There are some pretty strange beauty treatments being used in spas today, from slithering snails to "beauty-boosting mucus" to a snake massage in Israel. People will pay just about anything for a spa facial that promises to beat mother nature. The Shizuka spa in Manhattan promises smoother, younger looking skin from a treatment derived from nightingale excrement, called "uguisu no fun," or as they call it the Geisha Facial.

The facial concoction uses the bird's fecal material (which is mixed with its urine, because birds only have one hole for both solid and liquid waste) mixed with ground rice bran. The spa owner, Shizuka Bernstein, says that nightingale droppings are prized because of the seeds that the bird eats contains an enzyme that exfoliates skin and leaves it smoother than before.

Around 100 men and women go into the spa for the treatment monthly at a cost of $180 per session. Bernstein calls the treatment a Geisha Facial in light of the gracious hostesses and entertainers from traditional Japanese culture. While the western world might cringe at using bird poop as a skin treatment, the practice has been used for close to 400 years by geishas and actors in the Japanese theater. The practice was introduced to the Japanese by the Koreans who used the material to remove stains from kimonos and was used in a similar fashion until its skin treatment properties were discovered during the Edo period of the 1600s.

But people shouldn't worry about the sanitary nature of the treatment. The excrement is usually sterilized by ultraviolet light, which is effective in killing most types of bacteria. It is then dried, powdered, and sold to companies who use it for spa treatments. The powder can be purchased online for as little as $20.
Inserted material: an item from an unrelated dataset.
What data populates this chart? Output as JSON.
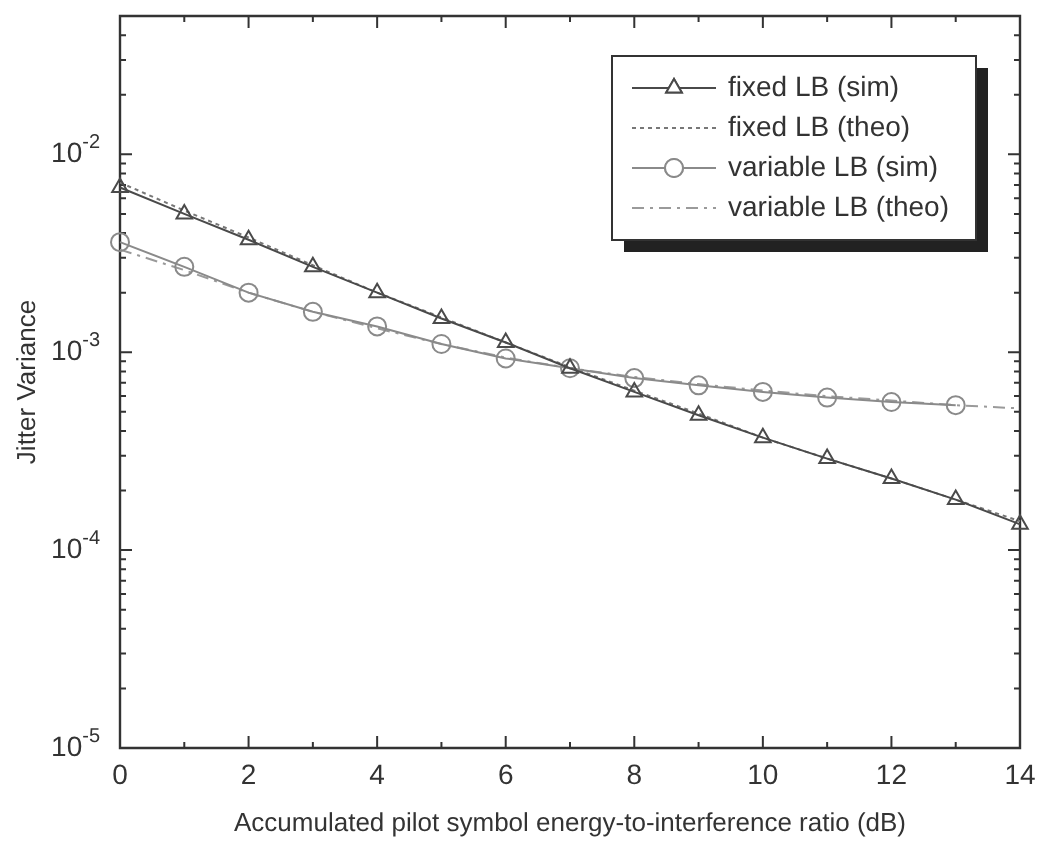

The rice bran is added for exfoliation of the skin and is massaged into the facial skin for a few minutes and then washed off. And yes, the treatment does not smell at all because it has been previously sanitized.

Nightingales have a high concentration of urea in their droppings, and this chemical is widely known to help the skin retain moisture. Many popular cosmetics use urea in their formulations. The enzyme is thought to help lighten the skin from blemishes.

Victoria Beckham, who has long suffered from acne, has used the procedure to improve the clarity of her skin.